Phoebe came to borrow a pound and was shocked by Emma’s kissing. It was not Emma who started it. It was Phoebe who was a great one for kissing everything that crossed her path. It was not the act of kissing that was shocking. It was the quality of the kiss itself. You could feel in those kisses the juices of Emma’s contentment and Phoebe—who had thought her daughter-in-law’s big straight toes quite disgusting—was much disturbed. It was embarrassing, like walking into the middle of someone else’s love-making, and Phoebe, who had come to flaunt her newest young man as well as get a pound, left the shop feeling old and out of temper.

She was not alone in being affected by those kisses. Leah wrote me a page about them. Emma was a plant grown in an austere climate suddenly transplanted into a fertile tropical latitude. She stretched herself luxuriously and felt her toes uncurl in the warm red soil. She was all abloom with kisses.
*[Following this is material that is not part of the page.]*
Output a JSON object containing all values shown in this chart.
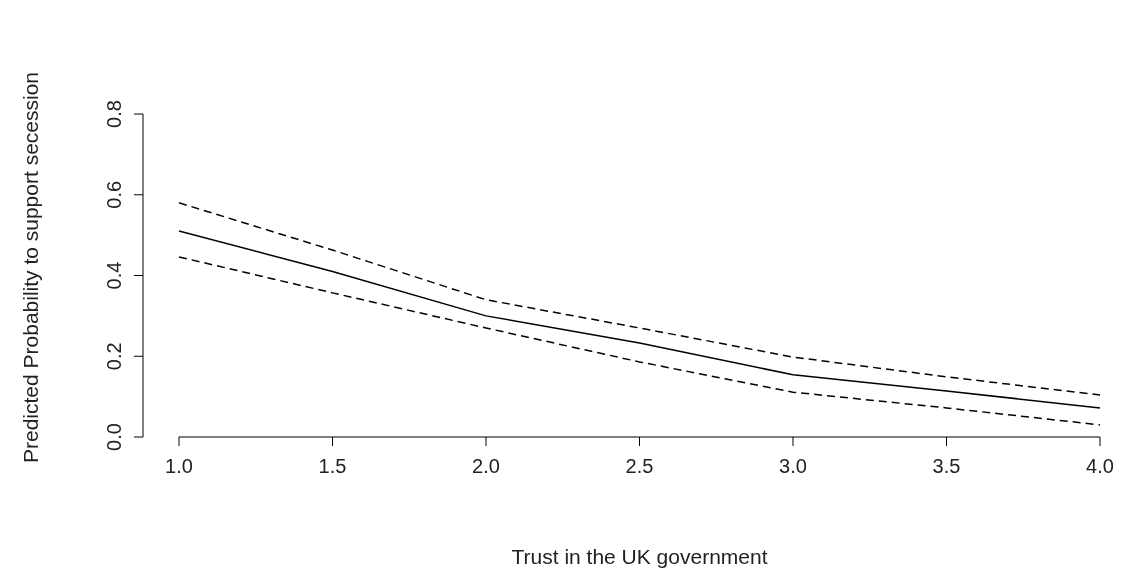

The extraordinary thing is she had not even loved Charles when she’d decided to marry him. She had thought only that he was a decent manly man and she had been comforted not only by his hearing aid but by his funny looks. He was like that dog-leg bridge the shire had built out over Parwan—stumpy and awkward but no one ever questioned its reliability. When he promised to honour and obey, you could rely on him. Anyone could see he was not a flash Harry or a lounge lizard or a drunkard. He would look after her.